Alkoholfreier Wein schmeckt anders als Wein mit Alkohol. Dafür gibt es mehrere Gründe:
- Alkohol ist ein wichtiger Träger von Aromen. Fehlt er, geht ein Teil dieser Aromen verloren. Diese werden zwar später hinzugefügt, können aber nicht immer den gleichen Geschmack vermitteln.
- Betäubung der Geschmacksnerven: Alkohol unterdrückt die Säurewahrnehmung im Mund. Daher wirkt alkoholfreier Wein oft saurer. Oft wird daher Zucker hinzugefügt, um den Geschmack auszugleichen.
- Kohlensäure: Wie Alkohol stimuliert auch Kohlensäure den Trigeminusnerv und verändert die Wahrnehmung des Weins. Dieser Effekt ist besonders bei alkoholfreiem Sekt spürbar, weshalb er geschmacklich näher an originalem Sekt liegt als alkoholfreier Wein an normalem Wein.
Kaloriengehalt von alkoholfreiem Wein
Ein weiterer Vorteil von Wein ohne Alkohol ist, dass er im Vergleich zu herkömmlichem Wein wesentlich kalorienfreundlicher ist. Alkoholfreier Wein enthält oft deutlich weniger Kalorien und ist somit eine gute Wahl für alle, die auf ihre Kalorienzufuhr achten.
Wein vegan und alkoholfrei
Zunehmend bieten Weingüter auch vegane, alkoholfreie Weine an. Bei deren Herstellung wird auf tierische Produkte wie Gelatine oder Eiweiß verzichtet, weshalb sie sich besonders für Veganer eignen.
Welcher alkoholfreie Wein ist der Beste?
Die Wahl des besten alkoholfreien Weins hängt von verschiedenen Faktoren ab:
- Hast du eine Histaminintoleranz? Achte auf histamingeprüfte Weine und bevorzuge alkoholfreien Weißwein. Oder probiere einen Proxy-Wein.
- Du achtest auf eine gesunde Ernährung? Dann wähle einen kalorienarmen Wein.
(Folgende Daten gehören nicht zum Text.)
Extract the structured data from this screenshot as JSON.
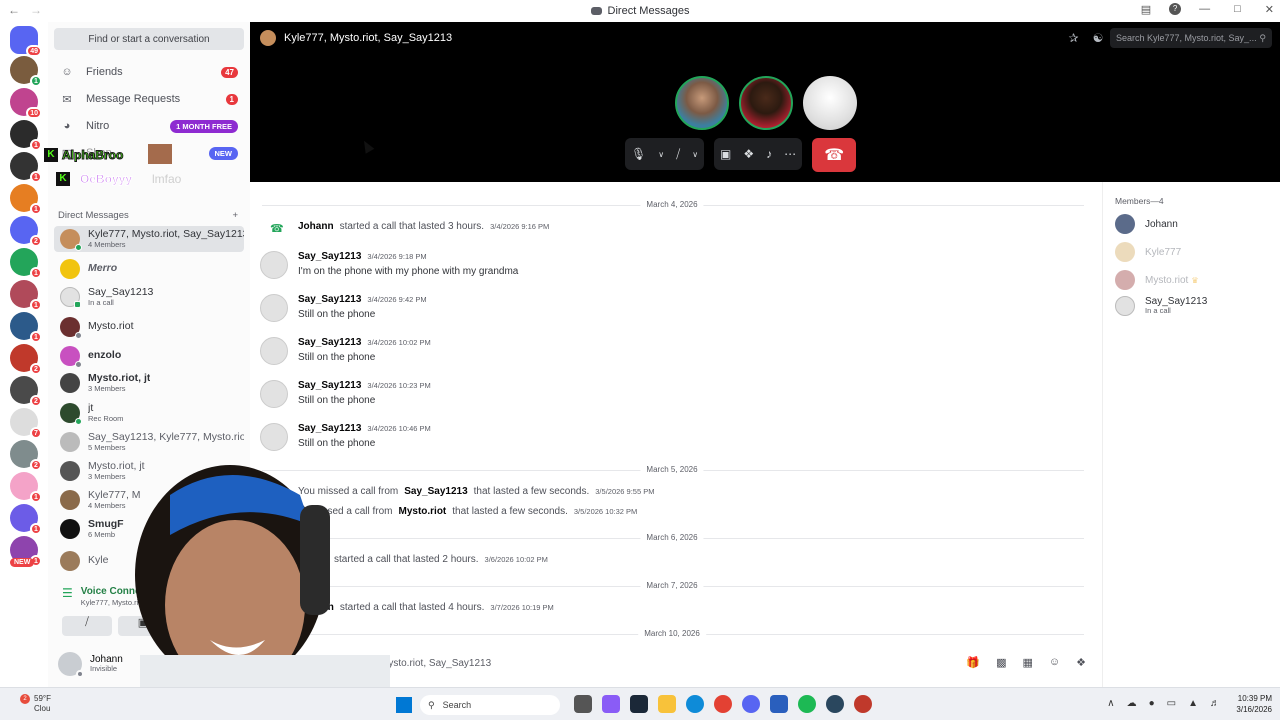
{
  "window": {
    "title": "Direct Messages"
  },
  "sidebar": {
    "find_label": "Find or start a conversation",
    "nav": [
      {
        "label": "Friends",
        "badge": "47"
      },
      {
        "label": "Message Requests",
        "badge": "1"
      },
      {
        "label": "Nitro",
        "pill": "1 MONTH FREE"
      },
      {
        "label": "Shop",
        "pill": "NEW"
      }
    ],
    "overlay_names": [
      "AlphaBroo",
      "OeBoyyy",
      "lmfao"
    ],
    "dm_header": "Direct Messages",
    "dms": [
      {
        "name": "Kyle777, Mysto.riot, Say_Say1213",
        "sub": "4 Members"
      },
      {
        "name": "Merro",
        "sub": ""
      },
      {
        "name": "Say_Say1213",
        "sub": "In a call"
      },
      {
        "name": "Mysto.riot",
        "sub": ""
      },
      {
        "name": "enzolo",
        "sub": ""
      },
      {
        "name": "Mysto.riot, jt",
        "sub": "3 Members"
      },
      {
        "name": "jt",
        "sub": "Rec Room"
      },
      {
        "name": "Say_Say1213, Kyle777, Mysto.rio...",
        "sub": "5 Members"
      },
      {
        "name": "Mysto.riot, jt",
        "sub": "3 Members"
      },
      {
        "name": "Kyle777, M",
        "sub": "4 Members"
      },
      {
        "name": "SmugF",
        "sub": "6 Memb"
      },
      {
        "name": "Kyle",
        "sub": ""
      }
    ],
    "voice": {
      "status": "Voice Connected",
      "channel": "Kyle777, Mysto.riot, Say_"
    },
    "user": {
      "name": "Johann",
      "status": "Invisible"
    },
    "server_badges": [
      "49",
      "1",
      "10",
      "1",
      "1",
      "1",
      "2",
      "1",
      "1",
      "1",
      "2",
      "2",
      "7",
      "2",
      "1",
      "1",
      "1",
      "1",
      "NEW"
    ]
  },
  "call": {
    "title": "Kyle777, Mysto.riot, Say_Say1213",
    "search_placeholder": "Search Kyle777, Mysto.riot, Say_..."
  },
  "chat": {
    "dates": [
      "March 4, 2026",
      "March 5, 2026",
      "March 6, 2026",
      "March 7, 2026",
      "March 10, 2026"
    ],
    "call_log_1": {
      "user": "Johann",
      "text": "started a call that lasted 3 hours.",
      "time": "3/4/2026 9:16 PM"
    },
    "messages": [
      {
        "author": "Say_Say1213",
        "time": "3/4/2026 9:18 PM",
        "text": "I'm on the phone with my phone with my grandma"
      },
      {
        "author": "Say_Say1213",
        "time": "3/4/2026 9:42 PM",
        "text": "Still on the phone"
      },
      {
        "author": "Say_Say1213",
        "time": "3/4/2026 10:02 PM",
        "text": "Still on the phone"
      },
      {
        "author": "Say_Say1213",
        "time": "3/4/2026 10:23 PM",
        "text": "Still on the phone"
      },
      {
        "author": "Say_Say1213",
        "time": "3/4/2026 10:46 PM",
        "text": "Still on the phone"
      }
    ],
    "missed": [
      {
        "pre": "You missed a call from",
        "user": "Say_Say1213",
        "post": "that lasted a few seconds.",
        "time": "3/5/2026 9:55 PM"
      },
      {
        "pre": "ou missed a call from",
        "user": "Mysto.riot",
        "post": "that lasted a few seconds.",
        "time": "3/5/2026 10:32 PM"
      }
    ],
    "call_log_2": {
      "text": "started a call that lasted 2 hours.",
      "time": "3/6/2026 10:02 PM"
    },
    "call_log_3": {
      "user": "hann",
      "text": "started a call that lasted 4 hours.",
      "time": "3/7/2026 10:19 PM"
    },
    "input_placeholder": "Mysto.riot, Say_Say1213"
  },
  "members": {
    "header": "Members—4",
    "list": [
      {
        "name": "Johann",
        "sub": ""
      },
      {
        "name": "Kyle777",
        "sub": ""
      },
      {
        "name": "Mysto.riot",
        "sub": ""
      },
      {
        "name": "Say_Say1213",
        "sub": "In a call"
      }
    ]
  },
  "taskbar": {
    "temp": "59°F",
    "cond": "Clou",
    "search": "Search",
    "time": "10:39 PM",
    "date": "3/16/2026",
    "weather_badge": "2"
  }
}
- Feierliche Anlässe? Dann greife zu alkoholfreiem Sekt oder Champagner.
- Du bist schwanger oder musst Auto fahren? Alkoholfreier Wein ist in all diesen Fällen eine gute Alternative.
Fazit:
Alkoholfreier Wein ist nicht nur für Menschen mit Histaminunverträglichkeit eine großartige Wahl, sondern auch eine Möglichkeit, den Weingenuss ohne Alkohol zu erleben. Wer auf Histamin reagiert, sollte auf speziell histamingeprüfte Weine achten. Gleichzeitig kann man von einer breiten Auswahl an alkoholfreien Weinen und Proxy-Weinen profitieren, die den Genuss ohne die Nebenwirkungen von Alkohol ermöglichen.